Na volta do interior, o silêncio no carro
tinha peso de ferro.
O asfalto se estendia reto, sem curvas, sem
surpresas.
Ele olhava adiante, mas não via.
A filha, no banco de trás, deitada no colo da
mãe, fingia cochilar para escapar das discussões e da agressividade que tantas
vezes transbordavam daquele carro.
A família da mãe gostava dele – saíam para
pescar, bebiam juntos, muita cerveja gelada na sombra da varanda. Lá, ele era
outro homem: ria alto, abraçava, contava histórias.
Na estrada, não bebia. Esse era o código: o
volante era dele, a cerveja, só depois. Mas, mesmo sóbrio, parecia que a
ressaca vinha de dentro, como se vivesse permanentemente embriagado de si
mesmo. Olhos cansados, boca sempre pronta a reclamar e soltar frases que feriam.
- Você nunca... – começou, virando-se meio
corpo para trás durante mais uma discussão.

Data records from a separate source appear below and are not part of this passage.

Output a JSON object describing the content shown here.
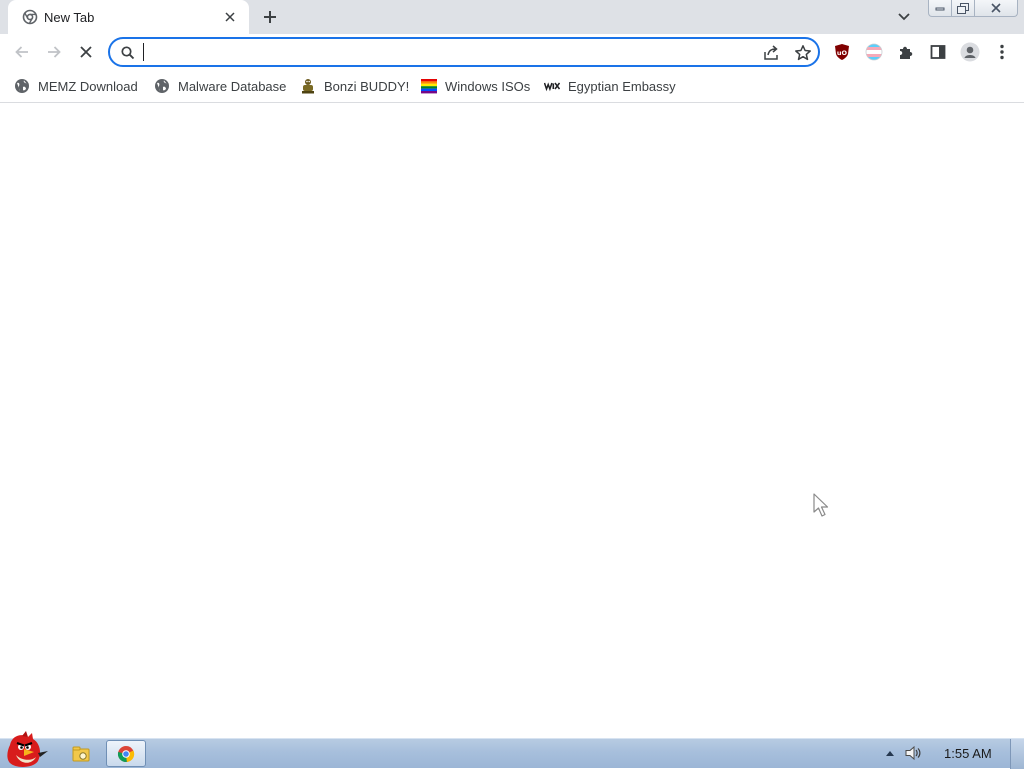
{
  "browser": {
    "tab": {
      "title": "New Tab"
    },
    "omnibox": {
      "value": "",
      "placeholder": ""
    },
    "bookmarks": [
      {
        "label": "MEMZ Download",
        "icon": "globe-icon"
      },
      {
        "label": "Malware Database",
        "icon": "globe-icon"
      },
      {
        "label": "Bonzi BUDDY!",
        "icon": "bonzi-icon"
      },
      {
        "label": "Windows ISOs",
        "icon": "rainbow-flag-icon"
      },
      {
        "label": "Egyptian Embassy",
        "icon": "wix-icon"
      }
    ],
    "extensions": [
      "ublock-icon",
      "trans-flag-extension-icon",
      "puzzle-icon",
      "side-panel-icon",
      "profile-icon",
      "menu-icon"
    ],
    "accent_color": "#1a73e8"
  },
  "taskbar": {
    "clock": "1:55 AM",
    "apps": [
      "explorer-icon",
      "chrome-icon"
    ]
  }
}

Não houve tempo para terminar a frase. Um
caminhão surgiu à frente – talvez ele tenha invadido a pista, talvez fosse o
outro na contramão. Ninguém soube dizer. Não havia marcas de frenagem, não
havia curva, não havia testemunhas.
Quando abriram os olhos no hospital, a mãe
tinha cortes e hematomas. A filha perdera um rim. Ele, quase degolado, morrera
no local do acidente.
Algum tempo depois, o álbum de fotos que ele
tanto procurara, com retratos da infância e adolescência, reapareceu como se
tivesse saído de um esconderijo. Talvez o sumiço fosse apenas mais um gesto de
rancor da esposa pelo marido alcoólatra e violento.

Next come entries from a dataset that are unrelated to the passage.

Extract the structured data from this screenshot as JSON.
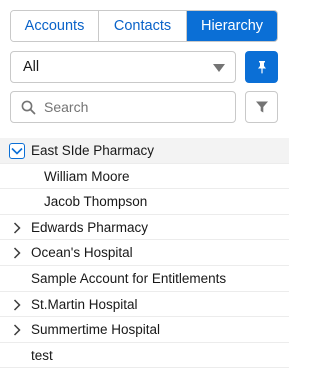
{
  "tabs": [
    {
      "label": "Accounts",
      "active": false
    },
    {
      "label": "Contacts",
      "active": false
    },
    {
      "label": "Hierarchy",
      "active": true
    }
  ],
  "filter_select": {
    "value": "All"
  },
  "search": {
    "placeholder": "Search",
    "value": ""
  },
  "tree": [
    {
      "label": "East SIde Pharmacy",
      "state": "expanded",
      "level": 0
    },
    {
      "label": "William Moore",
      "state": "leaf",
      "level": 1
    },
    {
      "label": "Jacob Thompson",
      "state": "leaf",
      "level": 1
    },
    {
      "label": "Edwards Pharmacy",
      "state": "collapsed",
      "level": 0
    },
    {
      "label": "Ocean's Hospital",
      "state": "collapsed",
      "level": 0
    },
    {
      "label": "Sample Account for Entitlements",
      "state": "leaf",
      "level": 0
    },
    {
      "label": "St.Martin Hospital",
      "state": "collapsed",
      "level": 0
    },
    {
      "label": "Summertime Hospital",
      "state": "collapsed",
      "level": 0
    },
    {
      "label": "test",
      "state": "leaf",
      "level": 0
    }
  ],
  "icons": {
    "pin": "pin-icon",
    "search": "search-icon",
    "filter": "filter-icon",
    "expand": "chevron-right-icon",
    "collapse": "chevron-down-icon"
  },
  "colors": {
    "brand": "#0b6fd6",
    "tab_text": "#0a63c9",
    "border": "#c9c9c9",
    "selected_row": "#f3f3f3"
  }
}
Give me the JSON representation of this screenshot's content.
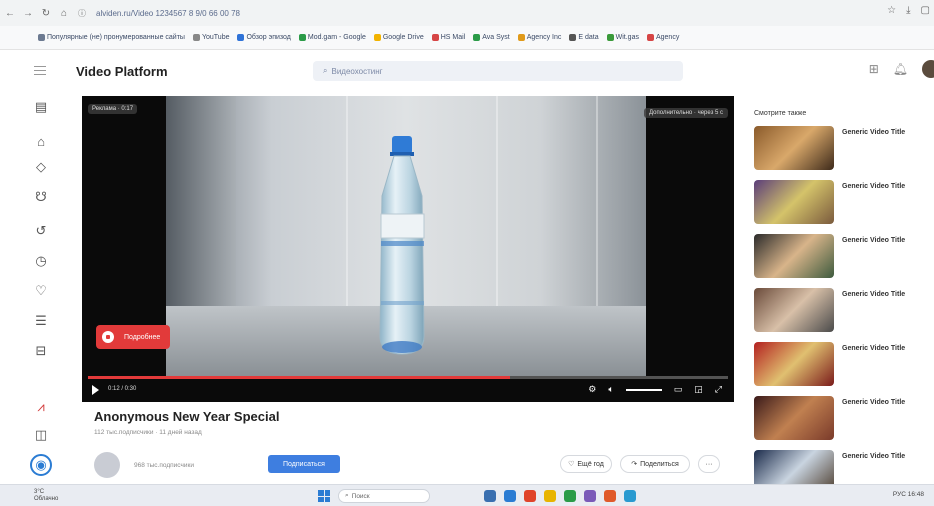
{
  "browser": {
    "url": "alviden.ru/Video 1234567 8 9/0 66 00 78",
    "bookmarks": [
      {
        "label": "Популярные (не) пронумерованные сайты",
        "color": "#6c7a91"
      },
      {
        "label": "YouTube",
        "color": "#888888"
      },
      {
        "label": "Обзор эпизод",
        "color": "#2f73d8"
      },
      {
        "label": "Mod.gam - Google",
        "color": "#2b9b48"
      },
      {
        "label": "Google Drive",
        "color": "#f2b300"
      },
      {
        "label": "HS Mail",
        "color": "#d64545"
      },
      {
        "label": "Ava Syst",
        "color": "#2b9b48"
      },
      {
        "label": "Agency Inc",
        "color": "#e09a1a"
      },
      {
        "label": "E data",
        "color": "#555555"
      },
      {
        "label": "Wit.gas",
        "color": "#3a9a3a"
      },
      {
        "label": "Agency",
        "color": "#d64545"
      }
    ]
  },
  "app": {
    "title": "Video Platform",
    "search_placeholder": "Видеохостинг"
  },
  "player": {
    "badge_left": "Реклама · 0:17",
    "badge_right": "Дополнительно · через 5 с",
    "more_button": "Подробнее",
    "time": "0:12 / 0:30",
    "progress_fraction": 0.66
  },
  "video": {
    "title": "Anonymous New Year Special",
    "meta": "112 тыс.подписчики · 11 дней назад",
    "subscribers": "968 тыс.подписчики",
    "subscribe_label": "Подписаться",
    "likes": "Ещё год",
    "share": "Поделиться",
    "more": "···"
  },
  "recommendations": {
    "heading": "Смотрите также",
    "items": [
      {
        "title": "Generic Video Title",
        "colors": [
          "#8a5a2b",
          "#d9a86a",
          "#3d2a1a"
        ]
      },
      {
        "title": "Generic Video Title",
        "colors": [
          "#5a3d7a",
          "#d4c36a",
          "#7a5a3d"
        ]
      },
      {
        "title": "Generic Video Title",
        "colors": [
          "#2a2a2a",
          "#d8b48a",
          "#3d5a3d"
        ]
      },
      {
        "title": "Generic Video Title",
        "colors": [
          "#6a4a3a",
          "#d8c0a8",
          "#4a4a4a"
        ]
      },
      {
        "title": "Generic Video Title",
        "colors": [
          "#b32020",
          "#e0c070",
          "#7a1a1a"
        ]
      },
      {
        "title": "Generic Video Title",
        "colors": [
          "#3a1a1a",
          "#c08050",
          "#7a3a2a"
        ]
      },
      {
        "title": "Generic Video Title",
        "colors": [
          "#1a2a4a",
          "#c9d4e0",
          "#4a3a2a"
        ]
      }
    ]
  },
  "taskbar": {
    "weather_temp": "3°C",
    "weather_desc": "Облачно",
    "search_label": "Поиск",
    "tray_text": "РУС  16:48",
    "apps": [
      "#3a6fb0",
      "#2b7cd3",
      "#e0442a",
      "#e8b400",
      "#2b9b48",
      "#7a5ab8",
      "#e05a2a",
      "#2a9ad0"
    ]
  }
}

Com sua morte, o álbum foi entregue a uma
cunhada, pois nem a filha nem a viúva queriam guardar lembranças daquele homem cruel e tóxico que transformara
em inferno a vida das duas.
Pouco depois, tatuagens começaram a surgir
nos braços da moça. Algumas belas, outras sombrias. “São lembranças”, disse a
um primo. E calou, guardando para si o que as tatuagens não conseguiam apagar.
Na família dele, ainda se diz: “Era um ótimo
pai, só bebia demais.” E ninguém discute se o motivo do acidente foi
distração, impulso ou escolha. Eu acredito em escolha.